There might not even be a doctor or nurse onboard, one contract reads, but it also says the cruise line might front the money for onshore medical care.
"The Vessel may or may not carry a ship's physician or other medical personnel at the election of Carnival," one of the cruise line's contracts reads. "While at sea or in port the availability of medical care may be limited or delayed. Guest acknowledges that all or part of their voyage may be in areas where medical care and evacuation may not be available. Guest agrees to indemnify and reimburse Carnival in the event Carnival elects to advance the cost of emergency medical care."
Putting Sailing Over Safety
Malbin said two stories from his service aboard a cruise line illustrate how passengers need to take responsibility for their own health.
Once, while docked in a New York City port, Malbin saw paramedics treating a passed-out man in the cruise ship's terminal. That night, he saw the same man in the ship's infirmary and asked what happened.

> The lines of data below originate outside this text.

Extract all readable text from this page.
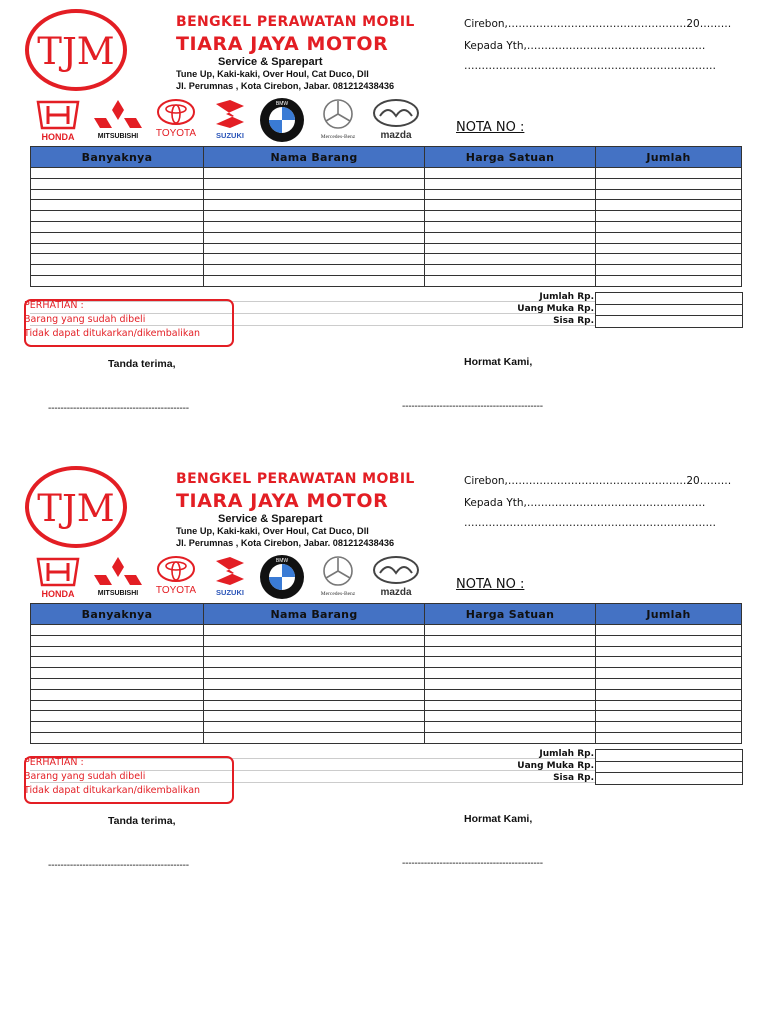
TJM
BENGKEL PERAWATAN MOBIL
TIARA JAYA MOTOR
Service & Sparepart
Tune Up, Kaki-kaki, Over Houl, Cat Duco, Dll
Jl. Perumnas , Kota Cirebon, Jabar. 081212438436
Cirebon,……………………………………………20………
Kepada Yth,……………………………………………
………………………………………………………………
HONDA	MITSUBISHI TOYOTA	SUZUKI
BMW
Mercedes-Benz	mazda
NOTA NO :
Banyaknya	Nama Barang	Harga Satuan	Jumlah

Jumlah Rp.
Uang Muka Rp.
Sisa Rp.
PERHATIAN :
Barang yang sudah dibeli
Tidak dapat ditukarkan/dikembalikan
Tanda terima,	Hormat Kami,
---------------------------------------------	---------------------------------------------
TJM
BENGKEL PERAWATAN MOBIL
TIARA JAYA MOTOR
Service & Sparepart
Tune Up, Kaki-kaki, Over Houl, Cat Duco, Dll
Jl. Perumnas , Kota Cirebon, Jabar. 081212438436
Cirebon,……………………………………………20………
Kepada Yth,……………………………………………
………………………………………………………………
HONDA	MITSUBISHI TOYOTA	SUZUKI
BMW
Mercedes-Benz	mazda
NOTA NO :
Banyaknya	Nama Barang	Harga Satuan	Jumlah

Jumlah Rp.
Uang Muka Rp.
Sisa Rp.
PERHATIAN :
Barang yang sudah dibeli
Tidak dapat ditukarkan/dikembalikan
Tanda terima,	Hormat Kami,
---------------------------------------------	---------------------------------------------
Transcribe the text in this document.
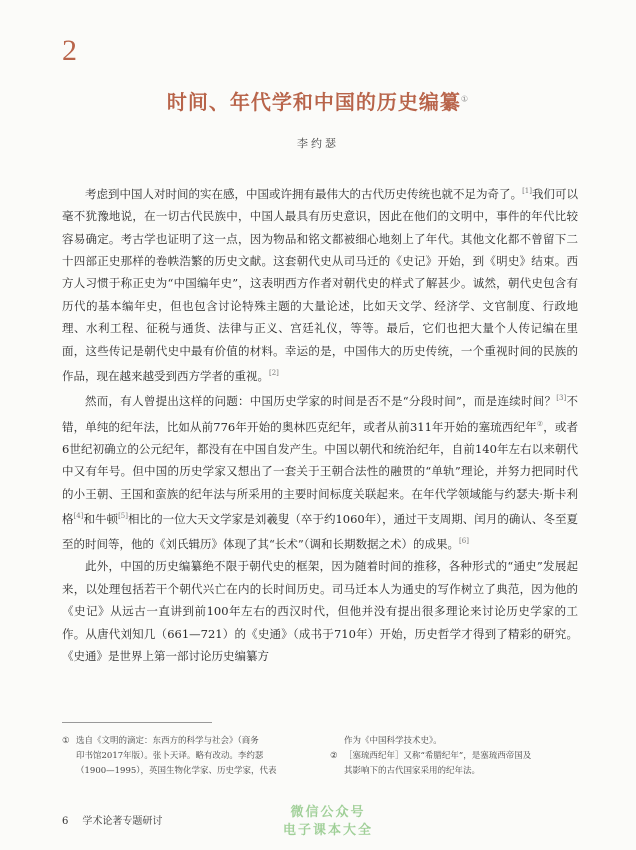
2
时间、年代学和中国的历史编纂①
李约瑟

考虑到中国人对时间的实在感，中国或许拥有最伟大的古代历史传统也就不足为奇了。[1]我们可以毫不犹豫地说，在一切古代民族中，中国人最具有历史意识，因此在他们的文明中，事件的年代比较容易确定。考古学也证明了这一点，因为物品和铭文都被细心地刻上了年代。其他文化都不曾留下二十四部正史那样的卷帙浩繁的历史文献。这套朝代史从司马迁的《史记》开始，到《明史》结束。西方人习惯于称正史为“中国编年史”，这表明西方作者对朝代史的样式了解甚少。诚然，朝代史包含有历代的基本编年史，但也包含讨论特殊主题的大量论述，比如天文学、经济学、文官制度、行政地理、水利工程、征税与通货、法律与正义、宫廷礼仪，等等。最后，它们也把大量个人传记编在里面，这些传记是朝代史中最有价值的材料。幸运的是，中国伟大的历史传统，一个重视时间的民族的作品，现在越来越受到西方学者的重视。[2]

然而，有人曾提出这样的问题：中国历史学家的时间是否不是“分段时间”，而是连续时间？[3]不错，单纯的纪年法，比如从前776年开始的奥林匹克纪年，或者从前311年开始的塞琉西纪年②，或者6世纪初确立的公元纪年，都没有在中国自发产生。中国以朝代和统治纪年，自前140年左右以来朝代中又有年号。但中国的历史学家又想出了一套关于王朝合法性的融贯的“单轨”理论，并努力把同时代的小王朝、王国和蛮族的纪年法与所采用的主要时间标度关联起来。在年代学领域能与约瑟夫·斯卡利格[4]和牛顿[5]相比的一位大天文学家是刘羲叟（卒于约1060年），通过干支周期、闰月的确认、冬至夏至的时间等，他的《刘氏辑历》体现了其“长术”（调和长期数据之术）的成果。[6]

此外，中国的历史编纂绝不限于朝代史的框架，因为随着时间的推移，各种形式的“通史”发展起来，以处理包括若干个朝代兴亡在内的长时间历史。司马迁本人为通史的写作树立了典范，因为他的《史记》从远古一直讲到前100年左右的西汉时代，但他并没有提出很多理论来讨论历史学家的工作。从唐代刘知几（661—721）的《史通》（成书于710年）开始，历史哲学才得到了精彩的研究。《史通》是世界上第一部讨论历史编纂方

① 选自《文明的滴定：东西方的科学与社会》（商务
印书馆2017年版）。张卜天译。略有改动。李约瑟
（1900—1995），英国生物化学家、历史学家，代表
作为《中国科学技术史》。
② ［塞琉西纪年］又称“希腊纪年”，是塞琉西帝国及
其影响下的古代国家采用的纪年法。
6 学术论著专题研讨
微信公众号
电子课本大全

The man said he was taken to a hospital emergency room in the city, but the wait was long and he didn't want to miss the boat. He didn't much care about Malbin's explanation that medical care on the boat is limited. He was allowed to remain on the vessel.
Another time, Malbin's cruise ship was docked in Quebec City and he was called to a cabin to treat an emergency heart problem. Since they were in port, he called for emergency help ashore and the passenger was taken by ambulance to a nearby hospital.
Later that day, Malbin was called back to the same cabin to treat the same man. Malbin said the patient told him the Canadian doctors wanted to put a pacemaker in him, but he didn't want to miss his trip, so he returned to the ship. He was not allowed to sail.
"The bottom line is that there are limited capabilities on cruise ships," he said. "If you are out at sea, there is only so much you can do."